The interviewer really wants to hear about you in relation to the jobs you’ve had in the past and the job you want. “That can be tough for Hispanics, who want to ease into conversations about themselves,” adds De Leon. Practice answering these types of questions without including your entire life’s story.
5. Get rid of the “Yes Syndrome”
The Yes Syndrome is something De Leon identifies as an idiosyncrasy of Hispanic culture. As an interviewer is talking, the recruit may be nodding his head, saying yes over and over, but that doesn’t necessarily mean they’ve understood everything. It does mean they’ve heard; they are listening, and they won’t interrupt for fear of seeming rude.
“It’s okay to ask questions,” says De Leon. “Ask, ‘Can you explain that?’ or just repeat back to the interviewer what you’ve heard: ‘You need A, B, C and D for this job.’” It doesn’t make you look stupid, as some fear. It makes you look and sound engaged in the interview.
6. Don’t be passive
This goes hand in hand with getting rid of the Yes Syndrome. If you are too humble or too reserved, says De Leon, you may appear uninterested in the job. Once you start asking questions, it shows you have a good grasp of the job at hand. The smartest people don’t give the best answers, they ask the best questions, showing potential employers they can identify problems.
7. Beware tú vs. usted
Latinos are aware of the formality of the “usted.” But because English only uses “you,” be conscious that you don’t get too familiar with your interviewer. De Leon sees this especially with people who have grown up in the Latino culture within the United States. While a recruit should not be subservient, there should still be respect. And if you happen to be interviewing in a situation where you will use Spanish, stick with “usted” during the interview. Don’t lapse into using “tú” for the entire corporate culture.
8. Dress conservatively
“It’s always better to be overdressed rather than underdressed,” says De Leon, but what is dressy for going out on the town is not appropriate attire for the interview. Kenig reminds recruits, “Whatever you wear makes an impression and says something about who you are.”
Even if the day-to-day dress of regular employees is casual, you should choose conservative business attire for your interview. A professional appearance shows that you respect the interviewer and are serious about the available position. Avoid anything that will detract from the interview, including too much jewelry, perfume or aftershave. You want the focus to be on your abilities, not on an overpowering fragrance or distracting accessories.

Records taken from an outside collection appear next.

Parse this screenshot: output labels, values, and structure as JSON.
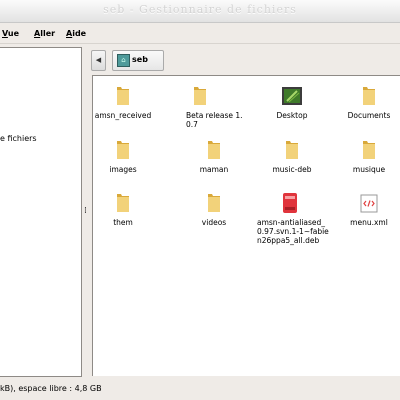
{
  "window": {
    "title": "seb - Gestionnaire de fichiers"
  },
  "menubar": {
    "items": [
      {
        "label": "Vue",
        "ul": "V",
        "rest": "ue"
      },
      {
        "label": "Aller",
        "ul": "A",
        "rest": "ller"
      },
      {
        "label": "Aide",
        "ul": "A",
        "rest": "ide"
      }
    ]
  },
  "sidebar": {
    "partial_label": "e fichiers"
  },
  "location": {
    "folder": "seb"
  },
  "files": [
    {
      "name": "amsn_received",
      "icon": "folder-icon"
    },
    {
      "name": "Beta release 1.0.7",
      "icon": "folder-icon"
    },
    {
      "name": "Desktop",
      "icon": "desktop-icon"
    },
    {
      "name": "Documents",
      "icon": "folder-icon"
    },
    {
      "name": "images",
      "icon": "folder-icon"
    },
    {
      "name": "maman",
      "icon": "folder-icon"
    },
    {
      "name": "music-deb",
      "icon": "folder-icon"
    },
    {
      "name": "musique",
      "icon": "folder-icon"
    },
    {
      "name": "them",
      "icon": "folder-icon"
    },
    {
      "name": "videos",
      "icon": "folder-icon"
    },
    {
      "name": "amsn-antialiased_0.97.svn.1-1~fabien26ppa5_all.deb",
      "icon": "package-icon"
    },
    {
      "name": "menu.xml",
      "icon": "xml-file-icon"
    }
  ],
  "status": {
    "text": "kB), espace libre : 4,8 GB"
  },
  "colors": {
    "folder": "#f2d27a",
    "folder_dark": "#d9a93a",
    "package": "#e0343c"
  }
}
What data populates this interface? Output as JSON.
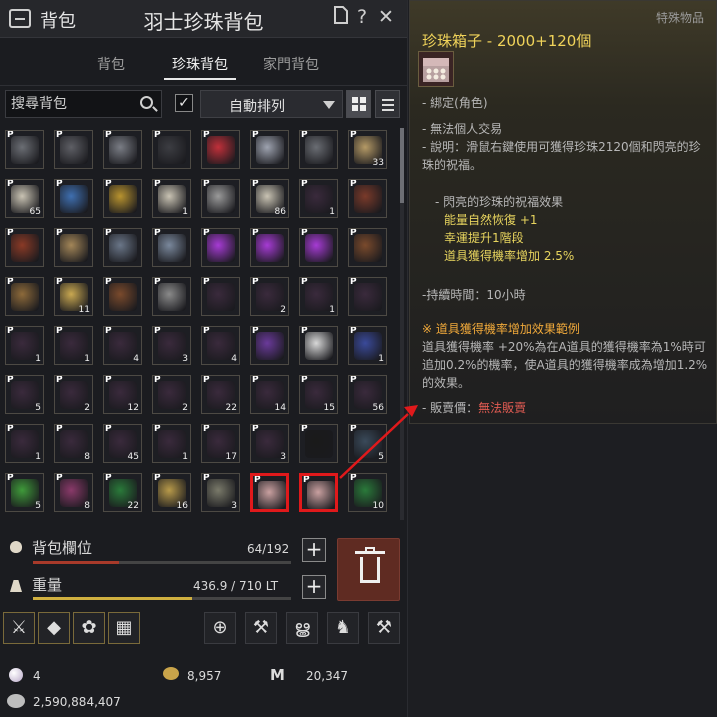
{
  "titlebar": {
    "bag_title": "背包",
    "main_title": "羽士珍珠背包",
    "help": "?",
    "close": "✕"
  },
  "tabs": [
    {
      "label": "背包"
    },
    {
      "label": "珍珠背包",
      "active": true
    },
    {
      "label": "家門背包"
    }
  ],
  "search": {
    "placeholder": "搜尋背包"
  },
  "sort": {
    "checked": "✓",
    "label": "自動排列"
  },
  "slots": [
    {
      "p": "P",
      "c": "",
      "col": "#6b6e74"
    },
    {
      "p": "P",
      "c": "",
      "col": "#5e5f65"
    },
    {
      "p": "P",
      "c": "",
      "col": "#7a7d85"
    },
    {
      "p": "P",
      "c": "",
      "col": "#3c3d42"
    },
    {
      "p": "P",
      "c": "",
      "col": "#c0303a"
    },
    {
      "p": "P",
      "c": "",
      "col": "#9ea3b0"
    },
    {
      "p": "P",
      "c": "",
      "col": "#6a6d73"
    },
    {
      "p": "P",
      "c": "33",
      "col": "#b59a66"
    },
    {
      "p": "P",
      "c": "65",
      "col": "#c9c3b3"
    },
    {
      "p": "P",
      "c": "",
      "col": "#3f6fb0"
    },
    {
      "p": "P",
      "c": "",
      "col": "#b8932f"
    },
    {
      "p": "P",
      "c": "1",
      "col": "#c9c3b3"
    },
    {
      "p": "P",
      "c": "",
      "col": "#9a9a9a"
    },
    {
      "p": "P",
      "c": "86",
      "col": "#c9c3b3"
    },
    {
      "p": "P",
      "c": "1",
      "col": "#3a2a3c"
    },
    {
      "p": "P",
      "c": "",
      "col": "#7a3a2a"
    },
    {
      "p": "P",
      "c": "",
      "col": "#8a3a26"
    },
    {
      "p": "P",
      "c": "",
      "col": "#a38658"
    },
    {
      "p": "P",
      "c": "",
      "col": "#6a7688"
    },
    {
      "p": "P",
      "c": "",
      "col": "#7a889c"
    },
    {
      "p": "P",
      "c": "",
      "col": "#a63bd4"
    },
    {
      "p": "P",
      "c": "",
      "col": "#a63bd4"
    },
    {
      "p": "P",
      "c": "",
      "col": "#a63bd4"
    },
    {
      "p": "P",
      "c": "",
      "col": "#7a4a2c"
    },
    {
      "p": "P",
      "c": "",
      "col": "#8d6a3a"
    },
    {
      "p": "P",
      "c": "11",
      "col": "#c9a851"
    },
    {
      "p": "P",
      "c": "",
      "col": "#7a4a2c"
    },
    {
      "p": "P",
      "c": "",
      "col": "#8a8a8a"
    },
    {
      "p": "P",
      "c": "",
      "col": "#3a2a3c"
    },
    {
      "p": "P",
      "c": "2",
      "col": "#3a2a3c"
    },
    {
      "p": "P",
      "c": "1",
      "col": "#3a2a3c"
    },
    {
      "p": "P",
      "c": "",
      "col": "#3a2a3c"
    },
    {
      "p": "P",
      "c": "1",
      "col": "#3a2a3c"
    },
    {
      "p": "P",
      "c": "1",
      "col": "#3a2a3c"
    },
    {
      "p": "P",
      "c": "4",
      "col": "#3a2a3c"
    },
    {
      "p": "P",
      "c": "3",
      "col": "#3a2a3c"
    },
    {
      "p": "P",
      "c": "4",
      "col": "#3a2a3c"
    },
    {
      "p": "P",
      "c": "",
      "col": "#6a3a9a"
    },
    {
      "p": "P",
      "c": "",
      "col": "#d8d8d8"
    },
    {
      "p": "P",
      "c": "1",
      "col": "#3a4a9a"
    },
    {
      "p": "P",
      "c": "5",
      "col": "#3a2a3c"
    },
    {
      "p": "P",
      "c": "2",
      "col": "#3a2a3c"
    },
    {
      "p": "P",
      "c": "12",
      "col": "#3a2a3c"
    },
    {
      "p": "P",
      "c": "2",
      "col": "#3a2a3c"
    },
    {
      "p": "P",
      "c": "22",
      "col": "#3a2a3c"
    },
    {
      "p": "P",
      "c": "14",
      "col": "#3a2a3c"
    },
    {
      "p": "P",
      "c": "15",
      "col": "#3a2a3c"
    },
    {
      "p": "P",
      "c": "56",
      "col": "#3a2a3c"
    },
    {
      "p": "P",
      "c": "1",
      "col": "#3a2a3c"
    },
    {
      "p": "P",
      "c": "8",
      "col": "#3a2a3c"
    },
    {
      "p": "P",
      "c": "45",
      "col": "#3a2a3c"
    },
    {
      "p": "P",
      "c": "1",
      "col": "#3a2a3c"
    },
    {
      "p": "P",
      "c": "17",
      "col": "#3a2a3c"
    },
    {
      "p": "P",
      "c": "3",
      "col": "#3a2a3c"
    },
    {
      "p": "P",
      "c": "",
      "col": "#1a1a1a"
    },
    {
      "p": "P",
      "c": "5",
      "col": "#3a4a5a"
    },
    {
      "p": "P",
      "c": "5",
      "col": "#3f9a3a"
    },
    {
      "p": "P",
      "c": "8",
      "col": "#8a3a6a"
    },
    {
      "p": "P",
      "c": "22",
      "col": "#2a7a3a"
    },
    {
      "p": "P",
      "c": "16",
      "col": "#b89a4a"
    },
    {
      "p": "P",
      "c": "3",
      "col": "#7a7a6a"
    },
    {
      "p": "P",
      "c": "",
      "col": "#c9a0a0",
      "sel": true
    },
    {
      "p": "P",
      "c": "",
      "col": "#c9a0a0",
      "sel": true
    },
    {
      "p": "P",
      "c": "10",
      "col": "#2a7a3a"
    }
  ],
  "capacity": {
    "label": "背包欄位",
    "value": "64/192",
    "fraction": 0.3333,
    "color": "#a83a2a"
  },
  "weight": {
    "label": "重量",
    "value": "436.9 / 710 LT",
    "fraction": 0.6154,
    "color": "#d0b040"
  },
  "actions": [
    {
      "icon": "sword-polish-icon",
      "g": "⚔"
    },
    {
      "icon": "gem-icon",
      "g": "◆"
    },
    {
      "icon": "pet-feed-icon",
      "g": "✿"
    },
    {
      "icon": "grid-icon",
      "g": "▦"
    },
    {
      "icon": "transfer-icon",
      "g": "⊕"
    },
    {
      "icon": "hammer-icon",
      "g": "⚒"
    },
    {
      "icon": "spiral-icon",
      "g": "ൠ"
    },
    {
      "icon": "wagon-icon",
      "g": "♞"
    },
    {
      "icon": "repair-icon",
      "g": "⚒"
    }
  ],
  "currency": {
    "pearl": "4",
    "gold": "8,957",
    "contrib": "20,347",
    "silver": "2,590,884,407"
  },
  "tooltip": {
    "special": "特殊物品",
    "name": "珍珠箱子 - 2000+120個",
    "bind": "- 綁定(角色)",
    "no_trade": "- 無法個人交易",
    "desc": "- 說明：滑鼠右鍵使用可獲得珍珠2120個和閃亮的珍珠的祝福。",
    "effect_title": "- 閃亮的珍珠的祝福效果",
    "effect1": "能量自然恢復 +1",
    "effect2": "幸運提升1階段",
    "effect3": "道具獲得機率增加 2.5%",
    "duration": "-持續時間：10小時",
    "note_title": "※ 道具獲得機率增加效果範例",
    "note_body": "道具獲得機率 +20%為在A道具的獲得機率為1%時可追加0.2%的機率，使A道具的獲得機率成為增加1.2%的效果。",
    "sell_label": "- 販賣價：",
    "sell_value": "無法販賣"
  }
}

9. Don’t be discouraged if the interviewer seems impersonal
Employers who don’t ask about your background, your family, your kids and your church aren’t being rude, and it doesn’t mean they don’t like you as a potential employee. In the U.S., these types of personal interview questions are prohibited. “There are a lot of legal issues they cannot discuss or bring up first in an interview,” says Kenig. If the recruit mentions a spouse or children, the interviewer can follow up on it, but they are bound by law not to ask first.
10. Research the company before your interview – and don’t forget your Hispanic connections!
It’s a big world, but our cultural connections can make the world seem smaller. In addition to more traditional research methods, use your cultural connections to gain valuable insights into a company. Within the close-knit Hispanic community, chances are good that you can find someone who has already interviewed with or worked for a particular company. Professional Hispanic organizations and their members can also be a wealth of information. All you have to do is ask!